Nato has stepped up pressure on the increasingly embattled Libyan leader Muammar Gaddafi with an air strike that reduced parts of his compound to a smouldering ruin.

A Libyan government spokesman condemned Monday's bombing as a failed assassination attempt, insisting the 69-year-old leader was healthy, "in high spirits" and carrying on business as usual.

A separate air strike elsewhere in Tripoli targeted Libyan TV and temporarily knocked it off the air, a government spokesman said.

Since an armed uprising erupted in mid-February, Gaddafi has been clinging to control in the western half of Libya, while opposition forces run most of the east. A Nato campaign of air strikes has sought to break a battlefield stalemate, and the US last week added armed US Predator drones to the mission.

Italy said on Monday its military would join in strategic bombing raids in Libya.

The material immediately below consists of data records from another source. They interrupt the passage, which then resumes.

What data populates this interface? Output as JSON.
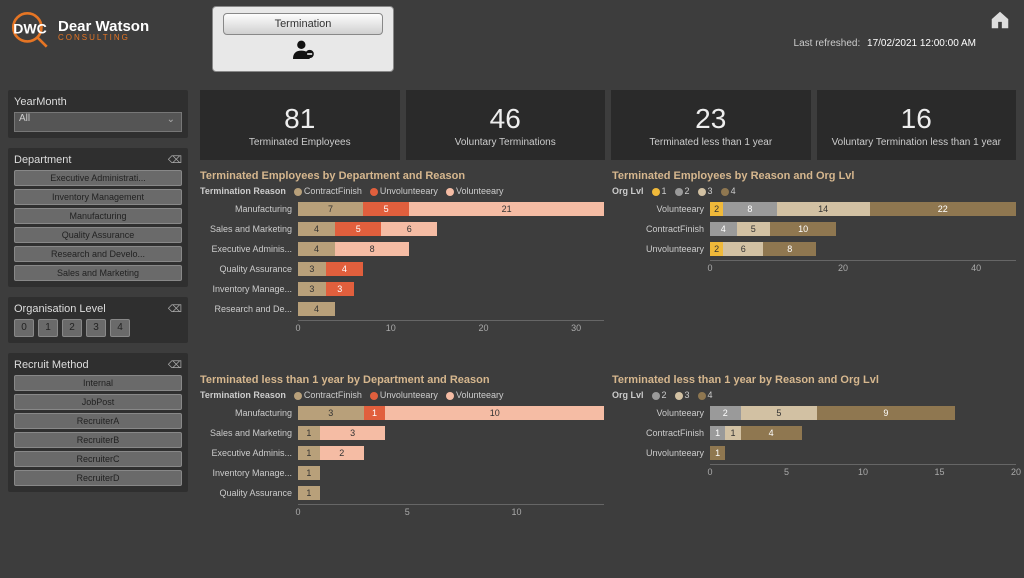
{
  "brand": {
    "name": "Dear Watson",
    "sub": "CONSULTING"
  },
  "term_card": {
    "button": "Termination"
  },
  "home": "home",
  "refreshed": {
    "label": "Last refreshed:",
    "value": "17/02/2021 12:00:00 AM"
  },
  "filters": {
    "yearmonth": {
      "title": "YearMonth",
      "value": "All"
    },
    "department": {
      "title": "Department",
      "items": [
        "Executive Administrati...",
        "Inventory Management",
        "Manufacturing",
        "Quality Assurance",
        "Research and Develo...",
        "Sales and Marketing"
      ]
    },
    "orglevel": {
      "title": "Organisation Level",
      "items": [
        "0",
        "1",
        "2",
        "3",
        "4"
      ]
    },
    "recruit": {
      "title": "Recruit Method",
      "items": [
        "Internal",
        "JobPost",
        "RecruiterA",
        "RecruiterB",
        "RecruiterC",
        "RecruiterD"
      ]
    }
  },
  "kpis": [
    {
      "value": "81",
      "label": "Terminated Employees"
    },
    {
      "value": "46",
      "label": "Voluntary Terminations"
    },
    {
      "value": "23",
      "label": "Terminated less than 1 year"
    },
    {
      "value": "16",
      "label": "Voluntary Termination less than 1 year"
    }
  ],
  "colors": {
    "contract": "#b8a07a",
    "unvol": "#e15f3d",
    "vol": "#f5bca4",
    "lvl1": "#f0b93a",
    "lvl2": "#9a9a9a",
    "lvl3": "#d2c1a3",
    "lvl4": "#8f7750"
  },
  "chart_data": [
    {
      "id": "c1",
      "title": "Terminated Employees by Department and Reason",
      "legend_label": "Termination Reason",
      "legend": [
        {
          "name": "ContractFinish",
          "color": "contract"
        },
        {
          "name": "Unvolunteeary",
          "color": "unvol"
        },
        {
          "name": "Volunteeary",
          "color": "vol"
        }
      ],
      "type": "stacked-bar-h",
      "xmax": 33,
      "ticks": [
        0,
        10,
        20,
        30
      ],
      "categories": [
        "Manufacturing",
        "Sales and Marketing",
        "Executive Adminis...",
        "Quality Assurance",
        "Inventory Manage...",
        "Research and De..."
      ],
      "series": [
        {
          "name": "ContractFinish",
          "color": "contract",
          "values": [
            7,
            4,
            4,
            3,
            3,
            4
          ]
        },
        {
          "name": "Unvolunteeary",
          "color": "unvol",
          "values": [
            5,
            5,
            0,
            4,
            3,
            0
          ]
        },
        {
          "name": "Volunteeary",
          "color": "vol",
          "values": [
            21,
            6,
            8,
            0,
            0,
            0
          ]
        }
      ]
    },
    {
      "id": "c2",
      "title": "Terminated Employees by Reason and Org Lvl",
      "legend_label": "Org Lvl",
      "legend": [
        {
          "name": "1",
          "color": "lvl1"
        },
        {
          "name": "2",
          "color": "lvl2"
        },
        {
          "name": "3",
          "color": "lvl3"
        },
        {
          "name": "4",
          "color": "lvl4"
        }
      ],
      "type": "stacked-bar-h",
      "xmax": 46,
      "ticks": [
        0,
        20,
        40
      ],
      "categories": [
        "Volunteeary",
        "ContractFinish",
        "Unvolunteeary"
      ],
      "series": [
        {
          "name": "1",
          "color": "lvl1",
          "values": [
            2,
            0,
            2
          ]
        },
        {
          "name": "2",
          "color": "lvl2",
          "values": [
            8,
            4,
            0
          ]
        },
        {
          "name": "3",
          "color": "lvl3",
          "values": [
            14,
            5,
            6
          ]
        },
        {
          "name": "4",
          "color": "lvl4",
          "values": [
            22,
            10,
            8
          ]
        }
      ]
    },
    {
      "id": "c3",
      "title": "Terminated less than 1 year by Department and Reason",
      "legend_label": "Termination Reason",
      "legend": [
        {
          "name": "ContractFinish",
          "color": "contract"
        },
        {
          "name": "Unvolunteeary",
          "color": "unvol"
        },
        {
          "name": "Volunteeary",
          "color": "vol"
        }
      ],
      "type": "stacked-bar-h",
      "xmax": 14,
      "ticks": [
        0,
        5,
        10
      ],
      "categories": [
        "Manufacturing",
        "Sales and Marketing",
        "Executive Adminis...",
        "Inventory Manage...",
        "Quality Assurance"
      ],
      "series": [
        {
          "name": "ContractFinish",
          "color": "contract",
          "values": [
            3,
            1,
            1,
            1,
            1
          ]
        },
        {
          "name": "Unvolunteeary",
          "color": "unvol",
          "values": [
            1,
            0,
            0,
            0,
            0
          ]
        },
        {
          "name": "Volunteeary",
          "color": "vol",
          "values": [
            10,
            3,
            2,
            0,
            0
          ]
        }
      ]
    },
    {
      "id": "c4",
      "title": "Terminated less than 1 year by Reason and Org Lvl",
      "legend_label": "Org Lvl",
      "legend": [
        {
          "name": "2",
          "color": "lvl2"
        },
        {
          "name": "3",
          "color": "lvl3"
        },
        {
          "name": "4",
          "color": "lvl4"
        }
      ],
      "type": "stacked-bar-h",
      "xmax": 20,
      "ticks": [
        0,
        5,
        10,
        15,
        20
      ],
      "categories": [
        "Volunteeary",
        "ContractFinish",
        "Unvolunteeary"
      ],
      "series": [
        {
          "name": "2",
          "color": "lvl2",
          "values": [
            2,
            1,
            0
          ]
        },
        {
          "name": "3",
          "color": "lvl3",
          "values": [
            5,
            1,
            0
          ]
        },
        {
          "name": "4",
          "color": "lvl4",
          "values": [
            9,
            4,
            1
          ]
        }
      ]
    }
  ]
}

Nato said its latest air strike sought to destroy a communications headquarters used to co-ordinate attacks on civilians. A spokesman for the alliance said it was increasingly targeting facilities linked to Gaddafi's regime.

"We have moved on to those command and control facilities that are used to co-ordinate such attacks by regime forces," the spokesman said of the strike on Bab al-Aziziya, which was hit last month, early in the Nato air campaign.

Also on Monday, Gaddafi's forces unleashed new shelling on Misrata that killed at least 10 people, following a weekend pounding that belied government claims its troops were holding their fire as they withdrew from the western city that has been besieged for nearly two months.

Among the dead from a shattered residential neighbourhood was an entire family, according to a doctor in Misrata. Mourners later carried six crudely-constructed coffins of family members, plus one child who had been visiting, to a funeral near a mosque.

Gaddafi's son Saif later claimed his father had "millions of Libyans with him" and said Nato's mission was doomed to fail. "In history, no country has achieved victory with spies and traitors and collaborators. ... Nato, you are the losers," he was quoted as saying by the state news agency JANA.